The abuser sees the victim as an object, to break down mentally and emotionally, The domestic violent person ensures you feel a sense of sadness and depression. Abusive individuals may even become intimately aroused after creating a peril of psychological terror for the victim to experience, as an edge to gain control, and regulate the victim's every move, desire, and need.

Never assume that it's okay to be subjected to mental or emotional abuse, it is the same as physical abuse, and the underlying eye can spot a person who suffers from the effects of psychological trauma.

 The abused person may not be physically injured, but your body language, speech, personality, emotional behavior, and appearance will change, this is your body's way of saying help me, save me.

The victim stays in the relationship because they see no way out, they lack the financial resources, and education, and feel sorry for the abuser or may have no one to help them leave the situation. You must think about your safety, and your life, especially if you have children.

Statistics Indicate

  • 1 in 4 females and 1 in 10 males have undergone sexual brutality, physical abuse, or have been stalked by an intimate companion.
  • Approximately 10 million individuals encounter domestic violence yearly.
  • Domestic Abuse has no bearing on age, ethnicity, or sexual orientation; Domestic violence affects families, men, women, and kids of all different groups, theologies, and societies.

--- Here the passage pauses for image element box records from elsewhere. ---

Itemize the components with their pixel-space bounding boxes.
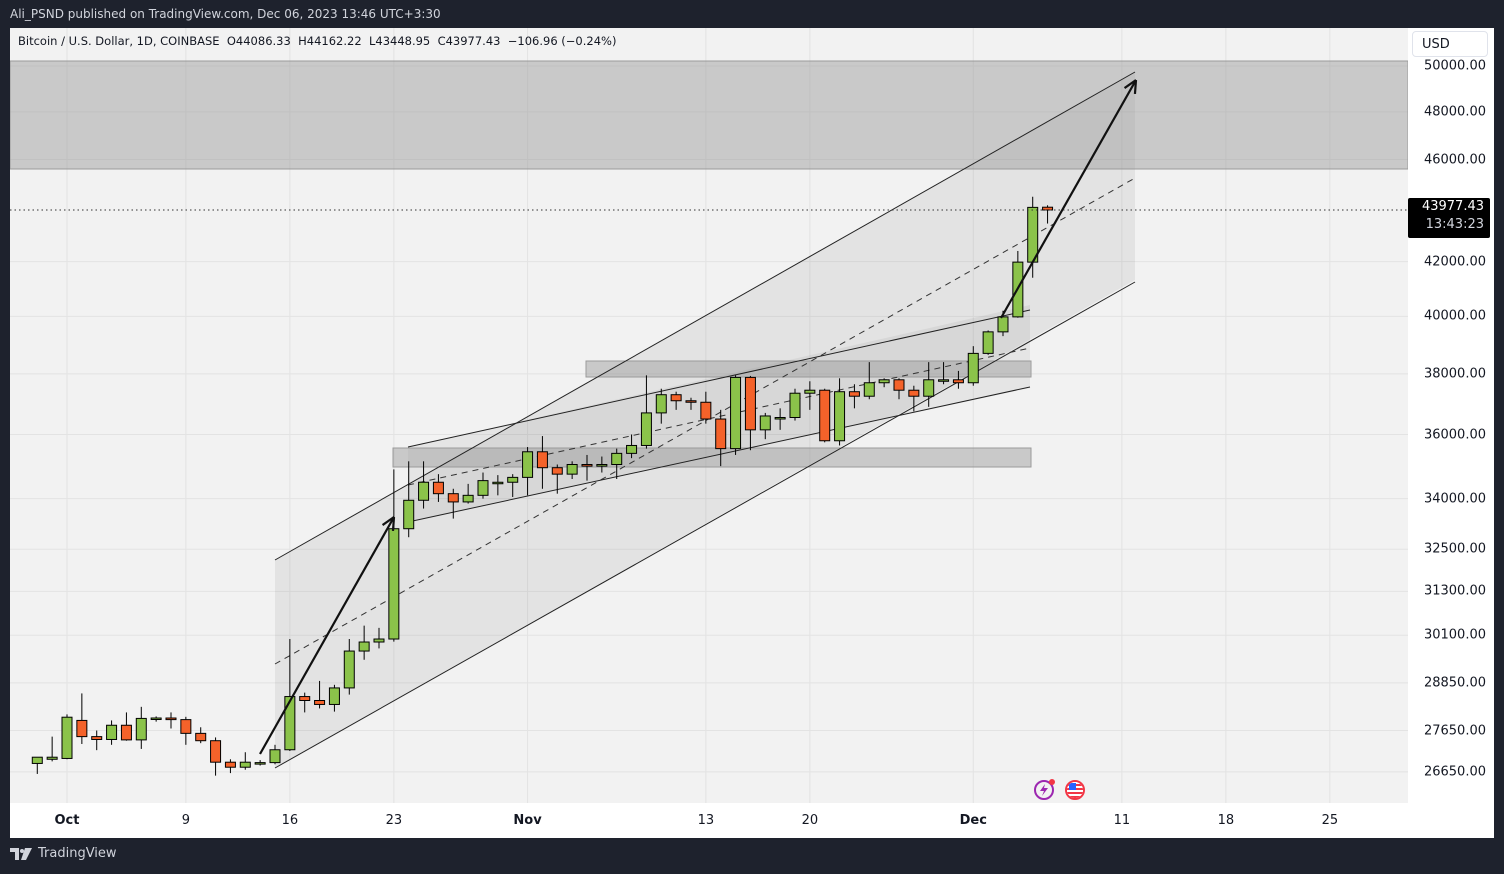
published-header: Ali_PSND published on TradingView.com, D… <box>0 0 1504 28</box>
price-tick: 28850.00 <box>1423 675 1486 691</box>
price-tick: 36000.00 <box>1423 427 1486 442</box>
price-tick: 32500.00 <box>1423 541 1486 557</box>
price-tick: 40000.00 <box>1423 308 1486 324</box>
tradingview-logo-icon <box>10 847 32 860</box>
change-value: −106.96 (−0.24%) <box>507 34 617 48</box>
published-text: Ali_PSND published on TradingView.com, D… <box>10 7 441 21</box>
price-tick: 46000.00 <box>1423 152 1486 168</box>
time-tick: Dec <box>959 813 987 828</box>
chart-plot-area[interactable] <box>10 28 1408 803</box>
time-axis[interactable]: Oct 9 16 23 Nov 13 20 Dec 11 18 25 <box>10 803 1408 838</box>
price-tick: 26650.00 <box>1423 764 1486 780</box>
time-tick: 23 <box>385 813 403 828</box>
price-tick: 48000.00 <box>1423 104 1486 120</box>
currency-selector[interactable]: USD <box>1412 31 1488 57</box>
open-value: O44086.33 <box>226 34 291 48</box>
price-tick: 31300.00 <box>1423 583 1486 599</box>
symbol-name: Bitcoin / U.S. Dollar, 1D, COINBASE <box>18 34 220 48</box>
time-tick: 16 <box>281 813 299 828</box>
price-tick: 50000.00 <box>1423 58 1486 74</box>
low-value: L43448.95 <box>368 34 431 48</box>
us-flag-event-icon[interactable] <box>1065 780 1085 800</box>
tradingview-footer: TradingView <box>10 846 117 861</box>
time-tick: 18 <box>1217 813 1235 828</box>
price-axis[interactable]: 50000.00 48000.00 46000.00 42000.00 40000.00… <box>1408 28 1494 803</box>
time-tick: 20 <box>801 813 819 828</box>
close-value: C43977.43 <box>437 34 501 48</box>
time-tick: 13 <box>697 813 715 828</box>
time-tick: Oct <box>54 813 80 828</box>
time-tick: 25 <box>1321 813 1339 828</box>
lightning-event-icon[interactable] <box>1034 779 1055 800</box>
candlestick-chart[interactable] <box>10 28 1408 803</box>
time-tick: 9 <box>181 813 190 828</box>
symbol-legend: Bitcoin / U.S. Dollar, 1D, COINBASE O440… <box>18 34 616 48</box>
high-value: H44162.22 <box>298 34 362 48</box>
last-price-label: 43977.43 13:43:23 <box>1408 198 1490 238</box>
price-tick: 38000.00 <box>1423 366 1486 382</box>
bar-countdown: 13:43:23 <box>1425 217 1484 232</box>
price-tick: 34000.00 <box>1423 491 1486 507</box>
tradingview-brand: TradingView <box>38 846 117 861</box>
price-tick: 27650.00 <box>1423 723 1486 739</box>
last-price-value: 43977.43 <box>1421 199 1484 214</box>
time-tick: Nov <box>513 813 542 828</box>
price-tick: 30100.00 <box>1423 627 1486 643</box>
price-tick: 42000.00 <box>1423 254 1486 270</box>
time-tick: 11 <box>1113 813 1131 828</box>
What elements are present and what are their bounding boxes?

The signs of abuse include repeated bumps, bruises, broken bones,  and other injuries. Victims will hesitate to get medical treatment and endure injuries during gestation.  An abused victim is usually a familiar patient, in the hospital, or emergency room, who tries to commit suicide, excessively uses alcohol or drugs, is terrified, lacks freedom, and has an uncommunicative demeanor.

Many individuals, and families, may consider domestic violence as a private matter. There is Help, Hope, and Support to end Domestic Abuse.